Ces nouvelles normes vont-elles permettre de rénover toutes les passoires thermiques en Europe et de lutter contre la précarité énergétique ?
EC : L’idée est bien, d’ici 2033, de supprimer tous les logements de classe G, F et E ! Mais du simple fait des exemptions, toutes les passoires thermiques ne seront pas rénovées. Renovate Europe estime que seul 22 à 25% du parc immobilier de logements européen sera concerné par ces normes. La proposition d’ITRE met cependant l’accent sur la nécessité de mesures de soutien pour les ménages les plus vulnérables, ceux en situation de précarité énergétique. Certes on demande un effort de rénovation, mais on veille aussi à ne laisser personne sur le bord du chemin. Par ailleurs, en se satisfaisant de sauter de 1 à 3 classes de DPE, on n’encourage pas les rénovations les plus performantes. L’économie d’énergie ainsi réalisée est de l’ordre de 30%. Alors qu’amener une passoire thermique au niveau BBC réduit les consommations d’énergie de 4 à 8 fois, ce qui permet une sortie pérenne de la précarité énergétique.

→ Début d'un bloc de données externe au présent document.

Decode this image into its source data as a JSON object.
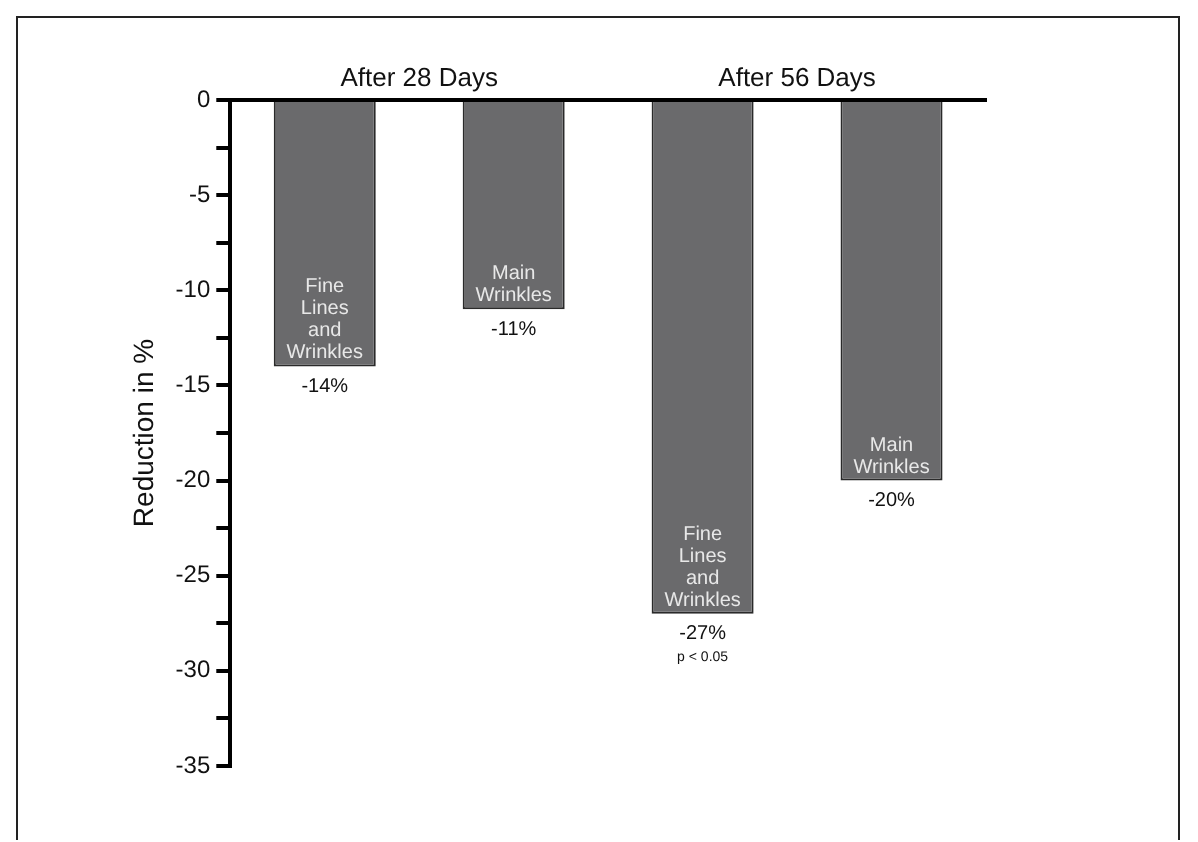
{
  "chart_data": {
    "type": "bar",
    "ylabel": "Reduction in %",
    "categories": [
      "Fine Lines and Wrinkles",
      "Main Wrinkles",
      "Fine Lines and Wrinkles",
      "Main Wrinkles"
    ],
    "values": [
      -14,
      -11,
      -27,
      -20
    ],
    "color": "#6a6a6c",
    "value_labels": [
      "-14%",
      "-11%",
      "-27%",
      "-20%"
    ],
    "annotations": [
      "After 28 Days",
      "After 56 Days",
      "p < 0.05"
    ],
    "ylim": [
      -35,
      0
    ],
    "yticks": [
      0,
      {
        "value": -2.5,
        "label": null
      },
      -5,
      {
        "value": -7.5,
        "label": null
      },
      -10,
      {
        "value": -12.5,
        "label": null
      },
      -15,
      {
        "value": -17.5,
        "label": null
      },
      -20,
      {
        "value": -22.5,
        "label": null
      },
      -25,
      {
        "value": -27.5,
        "label": null
      },
      -30,
      {
        "value": -32.5,
        "label": null
      },
      -35
    ],
    "grid": false,
    "legend": false
  }
}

Faut-il relever l’ambition du texte ?
AR : Au-delà des MEPS, la proposition d’ITRE contient de nombreuses mesures moins importantes qui, mises bout-à-bout, créent une dynamique favorable : la prise en compte du carbone incorporé, le passeport de rénovation qui donne à chaque propriétaire accès aux rénovations antérieures de son bien, l’incitation faite aux banques de financer la rénovation énergétique, l’objectif de zéro émission pour les bâtiments neufs dès 2028… Mais si l’on se place du point de vue de l’Accord de Paris, alors oui il faut davantage d’ambition. Il est important de donner une feuille de route, avec des objectifs précis et des points d’étapes aux propriétaires, comme aux entreprises du BTP ou aux fabricants de matériaux isolants.

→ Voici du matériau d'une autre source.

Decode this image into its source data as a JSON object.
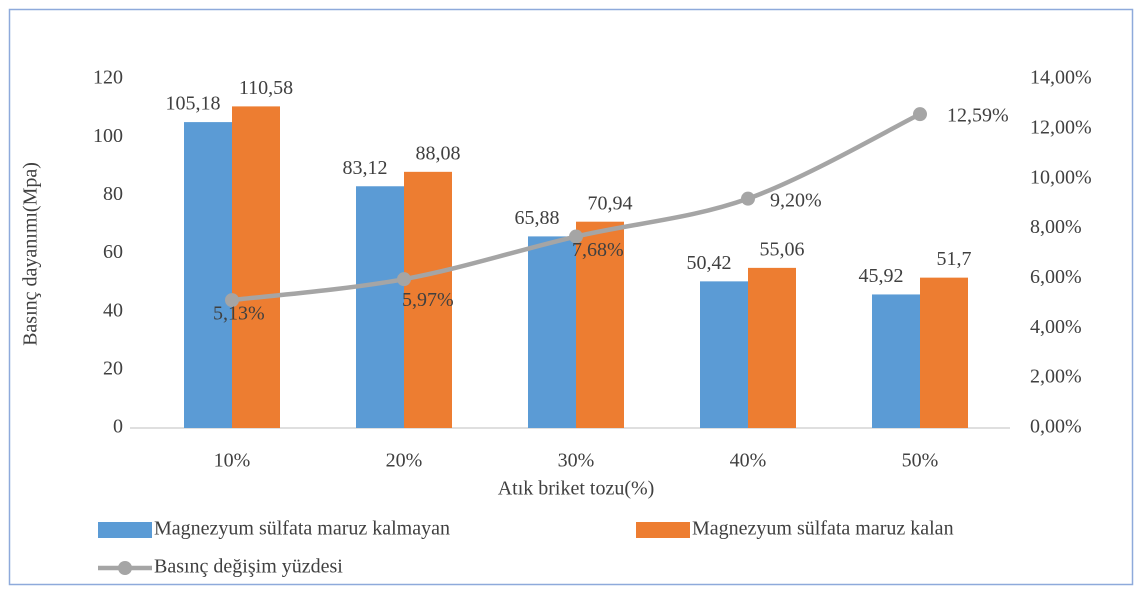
{
  "chart_data": {
    "type": "bar",
    "x_label": "Atık briket tozu(%)",
    "y_label": "Basınç dayanımı(Mpa)",
    "categories": [
      "10%",
      "20%",
      "30%",
      "40%",
      "50%"
    ],
    "series": [
      {
        "name": "Magnezyum sülfata maruz kalmayan",
        "color": "#5b9bd5",
        "type": "bar",
        "values": [
          105.18,
          83.12,
          65.88,
          50.42,
          45.92
        ],
        "value_labels": [
          "105,18",
          "83,12",
          "65,88",
          "50,42",
          "45,92"
        ]
      },
      {
        "name": "Magnezyum sülfata maruz kalan",
        "color": "#ed7d31",
        "type": "bar",
        "values": [
          110.58,
          88.08,
          70.94,
          55.06,
          51.7
        ],
        "value_labels": [
          "110,58",
          "88,08",
          "70,94",
          "55,06",
          "51,7"
        ]
      },
      {
        "name": "Basınç değişim yüzdesi",
        "color": "#a5a5a5",
        "type": "line",
        "axis": "y2",
        "values": [
          5.13,
          5.97,
          7.68,
          9.2,
          12.59
        ],
        "value_labels": [
          "5,13%",
          "5,97%",
          "7,68%",
          "9,20%",
          "12,59%"
        ]
      }
    ],
    "ylim": [
      0,
      120
    ],
    "yticks": [
      0,
      20,
      40,
      60,
      80,
      100,
      120
    ],
    "y2lim": [
      0,
      14
    ],
    "y2ticks": [
      {
        "value": 0,
        "label": "0,00%"
      },
      {
        "value": 2,
        "label": "2,00%"
      },
      {
        "value": 4,
        "label": "4,00%"
      },
      {
        "value": 6,
        "label": "6,00%"
      },
      {
        "value": 8,
        "label": "8,00%"
      },
      {
        "value": 10,
        "label": "10,00%"
      },
      {
        "value": 12,
        "label": "12,00%"
      },
      {
        "value": 14,
        "label": "14,00%"
      }
    ],
    "grid": false,
    "legend": "bottom"
  }
}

EC : L’objectif fixé est la neutralité carbone dans le bâtiment en 2050. Même si on arrivait au niveau D en 2033, il resterait beaucoup à faire. Le nombre de rénovations performantes à réaliser entre 2033 et 2050 sera multiplié. Il faut d’ores-et-déjà définir ce que l’on doit réaliser en 2040, ce que ne prévoit pas la directive.
Quelle voix porte la France dans le cadre de ces négociations ?
AR : La France fait partie des pays européens les plus volontaristes, avec un rôle moteur. Mais sa position est ambigüe : ainsi elle a cosigné, avec six autres pays dont l’Allemagne, une déclaration estimant que les mesures proposées, en octobre 2022, par le Conseil européen pour amplifier les chantiers de rénovation énergétique manquaient d’ambition. Elle aurait pu peser davantage, voire s’opposer à la proposition du Conseil plutôt que d’y annexer une déclaration, louable mais peu explicite. Espérons qu’elle se mobilise pour que soit adoptée une directive à la hauteur des enjeux.